Yine, hukuki güvenlik açısından da bir problem söz konusudur. Hukuki güvenirlilik, yargı üyelerinin atanma, terfi ve görev sürelerinin önceden belirlenmiş açık ve tutarlı kurallara bağlı olmasını ifade eder. Boş kadro şartının kaldırılması ve HSK üyelerinin yüksek mahkeme üyeliklerine kolaylıkla seçilebilmesi, yargı mensuplarının kariyer planlamasında öngörülebilirliği azaltabilir. Yüksek mahkemelerde üye sayısının artırılması veya kadro planlamasındaki belirsizlikler yargı sisteminde işleyiş ve organizasyon açısından dengesizlikler yaratabilir. Bu durum, hem yargı mensupları hem de toplum nezdinde hukuki güvenirliliğe gölge düşürecektir.

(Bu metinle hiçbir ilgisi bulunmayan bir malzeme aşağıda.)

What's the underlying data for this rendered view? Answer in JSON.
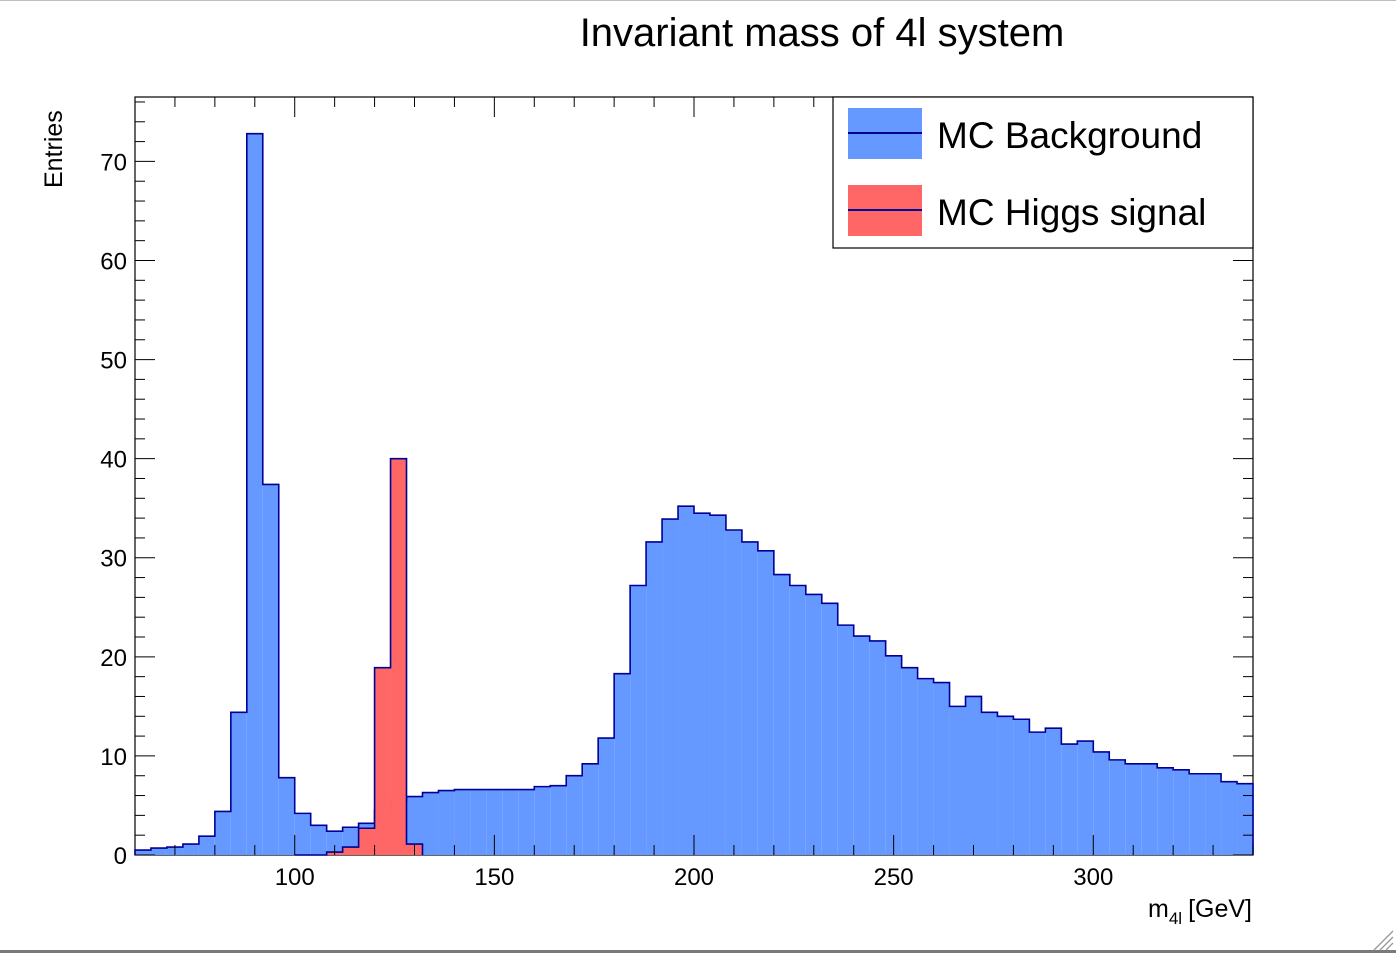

Yine, Anayasa’nın 138'inci maddesi, yargı bağımsızlığını ve hakimlerin görev güvencesini güvence altına alınmaktadır. Yargı mensuplarının atanması, terfisi ve görevden alınması süreçlerinde liyakat, objektiflik ve hukuki kesinlik gerekmektedir. Boş kadro şartının kaldırılması, yetkilerin genişletilmesi ve HSK üyelerinin yüksek mahkeme üyeliklerine öncelikli geçişi Anayasa'daki yargı bağımsızlığı ilkesine aykırı sonuçlar doğurabilir.

Özetle, 6087 sayılı HSK Kanunu'nun 28'inci maddesinde getirilen değişiklikler, Kurul üyelerinin görev sonrası kariyer güvencesini artırmak amacıyla yapılmış olmakla birlikte yargı bağımsızlığı, hukuki güvenirlilik ve hukuk devleti ilkeleri bakımından önemli riskler taşımaktadır. Özellikle, boş kadro şartının kaldırılması ve özel ayrıcalıklar yargının tarafsızlığı ve nesnelliğini zedelemektedir. Bu nedenle, söz konusu düzenlemenin Anayasa'ya, uluslararası standartlara ve hukukun temel ilkelerine aykırılık nedeniyle geri çekilmesi gerekmektedir.

Teşekkür ederiz.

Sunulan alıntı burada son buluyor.